Pelemahan ini memperpanjang koreksi sehari sebelumnya setelah perseroan mengumumkan harga pelaksanaan rights issue atau Penambahan Modal dengan Hak Memesan Efek Terlebih Dahulu (PMHMETD) II.
Berdasarkan data Bursa Efek Indonesia (BEI), hingga pukul 09.19 WIB, saham BUVA turun 5,13 persen ke level Rp740 per saham. Nilai transaksi mencapai Rp121,9 miliar dengan volume perdagangan sebanyak 162,0 juta saham.

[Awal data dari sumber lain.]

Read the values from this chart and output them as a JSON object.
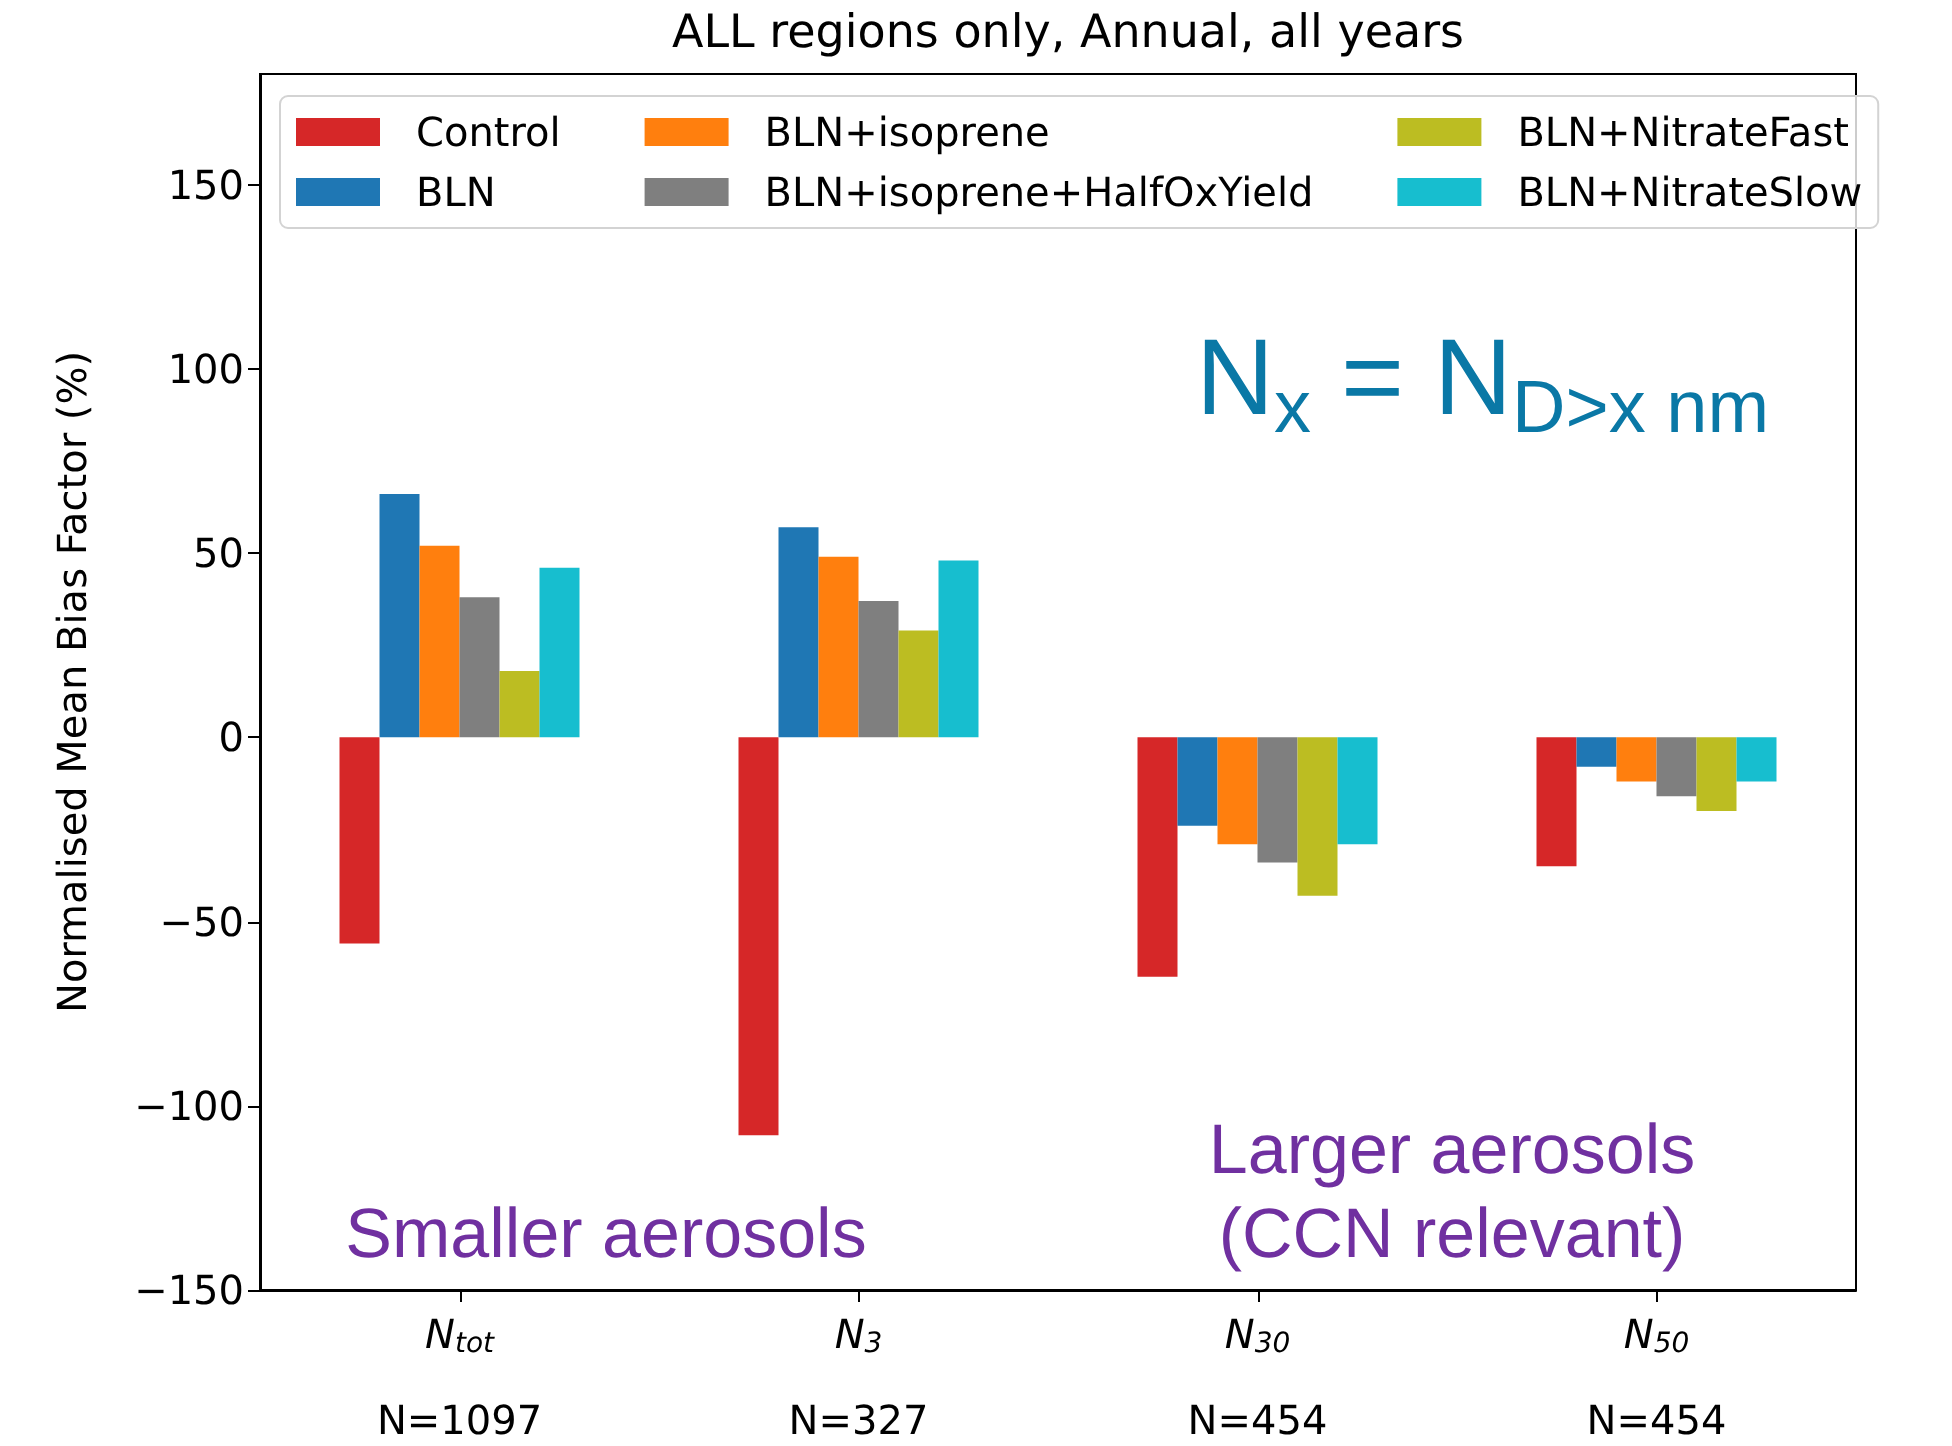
{
  "chart_data": {
    "type": "bar",
    "title": "ALL regions only, Annual, all years",
    "ylabel": "Normalised Mean Bias Factor (%)",
    "categories": [
      "N$_{tot}$\nN=1097",
      "N$_{3}$\nN=327",
      "N$_{30}$\nN=454",
      "N$_{50}$\nN=454"
    ],
    "series": [
      {
        "name": "Control",
        "color": "#d62728",
        "values": [
          -56,
          -108,
          -65,
          -35
        ]
      },
      {
        "name": "BLN",
        "color": "#1f77b4",
        "values": [
          66,
          57,
          -24,
          -8
        ]
      },
      {
        "name": "BLN+isoprene",
        "color": "#ff7f0e",
        "values": [
          52,
          49,
          -29,
          -12
        ]
      },
      {
        "name": "BLN+isoprene+HalfOxYield",
        "color": "#7f7f7f",
        "values": [
          38,
          37,
          -34,
          -16
        ]
      },
      {
        "name": "BLN+NitrateFast",
        "color": "#bcbd22",
        "values": [
          18,
          29,
          -43,
          -20
        ]
      },
      {
        "name": "BLN+NitrateSlow",
        "color": "#17becf",
        "values": [
          46,
          48,
          -29,
          -12
        ]
      }
    ],
    "ylim": [
      -150,
      180
    ],
    "yticks": [
      -150,
      -100,
      -50,
      0,
      50,
      100,
      150
    ],
    "grid": false,
    "legend": "top",
    "annotations": [
      "N$_{x}$ = N$_{D>x nm}$",
      "Smaller aerosols",
      "Larger aerosols\n(CCN relevant)"
    ]
  }
}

Tekanan jual tersebut melanjutkan pelemahan pada perdagangan sebelumnya. Pada Senin (3/8/2026), saham BUVA ditutup jatuh 11,36 persen setelah perseroan menetapkan harga pelaksanaan rights issue sebesar Rp250 per saham.
Dalam keterbukaan informasi yang diterbitkan pada Senin (3/8), perseroan akan menerbitkan sebanyak 6,15 miliar saham baru atau setara sekitar 20 persen dari jumlah saham ditempatkan dan disetor penuh setelah PMHMETD II.